One of the pioneers of quantum electronics: Who is Nikolay Basov?

He received the Lenin Prize together with Prokhorov in 1959 for his work that paved the way for the development of the maser and laser, and the Nobel Prize in Physics together with Prokhorov and Townes in 1964 for his contributions to quantum electronics.

BASOV, Nikolay (1922 – 1 July 2001)

USSR physicist. He was one of the pioneers of quantum electronics, developing the methods that led to the construction of the maser and laser.

Nikolay Gennadiyevich Basov was born on December 14, 1922 in Voronezh. In 1948, while he was still studying at the Moscow Physics Engineering Institute, he entered the Lebedev Institute in the same city as a laboratory assistant. He received his diploma two years later and his doctorate in physical and mathematical sciences in 1957. In 1958, he was appointed deputy director of the Lebedev Institute. Basov, who founded the Quantum Radiophysics Laboratory affiliated with the same institute in 1963 and was promoted to professor at the Moscow Physics Engineering Institute, served as the director of the Lebedev Institute after 1973 (1983).

Nikolay Gennadiyevich Basov (14 December 1922 – 1 July 2001) was a Russian Soviet physicist and educator. For his fundamental work in the field of quantum electronics that led to the development of laser and maser, Basov shared the 1964 Nobel Prize in Physics with Alexander Prokhorov and Charles Hard Townes.

He received the Lenin Prize together with Prokhorov in 1959 for his work that paved the way for the development of the maser and laser, and the Nobel Prize in Physics together with Prokhorov and Townes (American) in 1964 for his contributions to quantum electronics.

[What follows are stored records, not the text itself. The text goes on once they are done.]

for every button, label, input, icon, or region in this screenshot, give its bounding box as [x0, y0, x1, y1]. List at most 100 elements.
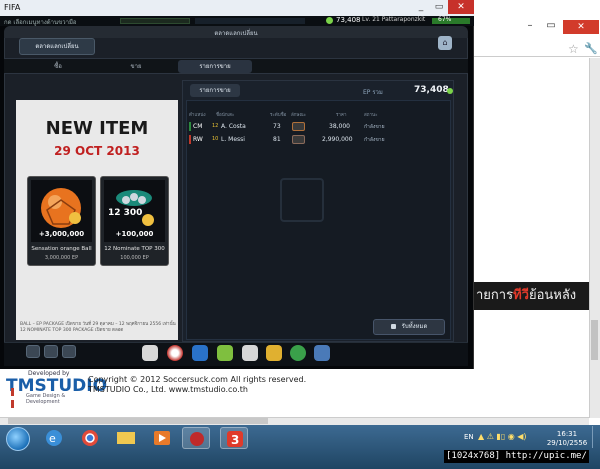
ep-balance: 73,408: [336, 16, 361, 24]
table-row[interactable]: RW 10 L. Messi 81 2,990,000 กำลังขาย: [187, 134, 449, 146]
ep-coin-icon: [447, 88, 453, 94]
watermark: [1024x768] http://upic.me/: [444, 450, 589, 463]
player-level: Lv. 21 Pattaraponzkit: [362, 16, 426, 23]
badge-icon[interactable]: [290, 345, 306, 361]
col-trait: ลักษณะ: [291, 113, 307, 118]
exp-percent: 67%: [438, 16, 452, 23]
row-position: RW: [189, 135, 203, 144]
browser-vertical-scrollbar[interactable]: [589, 58, 600, 418]
ep-coin-icon: [326, 17, 333, 24]
tv-replay-banner[interactable]: ายการทีวีย้อนหลัง: [474, 282, 589, 310]
game-window: FIFA _ ▭ ✕ กด เลือกเมนูทางด้านขวามือ 73,…: [0, 0, 474, 369]
tab-market[interactable]: ตลาดแลกเปลี่ยน: [19, 38, 95, 55]
media-player-icon[interactable]: [148, 427, 176, 449]
company-text[interactable]: TMSTUDIO Co., Ltd. www.tmstudio.co.th: [88, 385, 306, 395]
ep-total-label: EP รวม: [363, 89, 383, 96]
browser-toolbar-divider: [474, 56, 600, 57]
nominate-pack-image: 12 300 +100,000: [104, 180, 165, 242]
card-name: Sensation orange Ball: [31, 246, 92, 252]
collect-all-button[interactable]: รับทั้งหมด: [373, 319, 445, 335]
nominate-bonus: +100,000: [115, 230, 154, 238]
promo-card-orange-ball[interactable]: +3,000,000 Sensation orange Ball 3,000,0…: [27, 176, 96, 266]
clock-date: 29/10/2556: [546, 439, 588, 447]
table-row[interactable]: CM 12 A. Costa 73 38,000 กำลังขาย: [187, 121, 449, 133]
trophy-icon[interactable]: [266, 345, 282, 361]
card-price: 100,000 EP: [120, 255, 149, 261]
col-status: สถานะ: [364, 113, 378, 118]
tab-sale-list[interactable]: รายการขาย: [190, 84, 240, 97]
chat-icon[interactable]: [44, 345, 58, 358]
panel-header: ตลาดแลกเปลี่ยน: [4, 26, 468, 38]
ep-total-value: 73,408: [414, 85, 449, 95]
ball-icon[interactable]: [167, 345, 183, 361]
minimize-button[interactable]: _: [412, 0, 430, 14]
clipboard-icon: [280, 178, 324, 222]
row-price: 2,990,000: [322, 136, 353, 143]
col-price: ราคา: [336, 113, 347, 118]
banner-highlight: ทีวี: [513, 288, 529, 303]
window-title: FIFA: [4, 3, 21, 12]
browser-maximize-button[interactable]: ▭: [541, 20, 561, 34]
row-rating: 81: [273, 136, 281, 143]
browser-minimize-button[interactable]: –: [520, 20, 540, 34]
maximize-button[interactable]: ▭: [430, 0, 448, 14]
system-tray-icons[interactable]: ▲ ⚠ ▮▯ ◉ ◀): [478, 432, 527, 441]
col-position: ตำแหน่ง: [189, 113, 206, 118]
row-number: 10: [212, 136, 219, 142]
boots-icon[interactable]: [142, 345, 158, 361]
subtab-sell[interactable]: ขาย: [116, 60, 156, 73]
clock[interactable]: 16:31 29/10/2556: [545, 430, 589, 448]
copyright-block: Copyright © 2012 Soccersuck.com All righ…: [88, 375, 306, 395]
card-name: 12 Nominate TOP 300: [104, 246, 165, 252]
tab-market-label: ตลาดแลกเปลี่ยน: [35, 43, 79, 50]
promo-card-nominate[interactable]: 12 300 +100,000 12 Nominate TOP 300 100,…: [100, 176, 169, 266]
promo-date: 29 OCT 2013: [54, 144, 140, 158]
row-status: กำลังขาย: [364, 124, 385, 130]
wrench-icon[interactable]: 🔧: [584, 42, 598, 55]
ie-icon[interactable]: e: [40, 427, 68, 449]
fifa-taskbar-icon[interactable]: [182, 427, 210, 449]
orange-ball-bonus: +3,000,000: [38, 230, 85, 238]
row-status: กำลังขาย: [364, 137, 385, 143]
col-player: ชื่อนักเตะ: [216, 113, 235, 118]
status-meter: [120, 18, 190, 24]
mail-icon[interactable]: [62, 345, 76, 358]
start-button[interactable]: [6, 427, 30, 451]
new-item-promo[interactable]: NEW ITEM 29 OCT 2013 +3,000,000 Sensatio…: [16, 100, 178, 340]
folder-icon[interactable]: [112, 427, 140, 449]
close-button[interactable]: ✕: [448, 0, 474, 14]
svg-text:3: 3: [231, 433, 239, 447]
cone-icon[interactable]: [217, 345, 233, 361]
gold-boot-icon[interactable]: [242, 345, 258, 361]
clock-time: 16:31: [556, 430, 578, 438]
show-desktop-button[interactable]: [592, 426, 600, 448]
status-meter-2: [195, 18, 305, 24]
home-icon[interactable]: ⌂: [438, 36, 452, 50]
svg-text:e: e: [49, 432, 56, 445]
col-rating: ระดับชื่อ: [270, 113, 287, 118]
tmstudio-logo[interactable]: Developed by TMSTUDIO Game Design & Deve…: [6, 370, 107, 405]
panel-title: ตลาดแลกเปลี่ยน: [214, 30, 258, 37]
person-icon[interactable]: [26, 345, 40, 358]
browser-scroll-thumb[interactable]: [591, 320, 598, 360]
subtab-buy[interactable]: ซื้อ: [38, 60, 78, 73]
app-3-taskbar-icon[interactable]: 3: [220, 427, 248, 449]
row-price: 38,000: [329, 123, 350, 130]
browser-hscroll-thumb[interactable]: [8, 418, 268, 424]
banner-text-after: ย้อนหลัง: [528, 288, 577, 303]
copyright-text: Copyright © 2012 Soccersuck.com All righ…: [88, 375, 307, 384]
bookmark-star-icon[interactable]: ☆: [568, 42, 579, 56]
shoe-icon[interactable]: [192, 345, 208, 361]
market-subtabs: ซื้อ ขาย รายการขาย: [4, 58, 468, 74]
language-indicator[interactable]: EN: [464, 433, 474, 441]
subtab-sale-list[interactable]: รายการขาย: [178, 60, 252, 73]
chrome-icon[interactable]: [76, 427, 104, 449]
promo-fine-print: BALL – EP PACKAGE เปิดขาย วันที่ 29 ตุลา…: [20, 322, 176, 333]
basket-icon[interactable]: [314, 345, 330, 361]
trait-icon: [292, 122, 305, 131]
banner-text-before: ายการ: [476, 288, 514, 303]
browser-close-button[interactable]: ✕: [563, 20, 599, 34]
promo-title: NEW ITEM: [45, 118, 149, 139]
nominate-badge: 12 300: [108, 208, 143, 218]
orange-ball-image: +3,000,000: [31, 180, 92, 242]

Basov was elected a member of the Soviet Academy of Sciences in 1966, as well as a member of many scientific associations in various countries, and was awarded the Lenin medal three times in 1967, 1972, and 1975.

The basic principle of the maser, whose name is derived from the first letters of the English words "microwave amplification by stimulated emission of radiation", and laser, which is named by substituting the word "light" instead of "microwave" in the same definition, originated from an idea put forward by Einstein in 1917.

While examining the quantum foundations of matter's interaction with electromagnetic radiation, Einstein proposed that atoms release the energy they absorb from the environment in the form of radiation again through two different mechanisms. Then, by combining these two mechanisms with the "Boltzmann rule" that regulates the thermal balance of a system, he re-derived Max Planck's famous "radiation distribution" relation.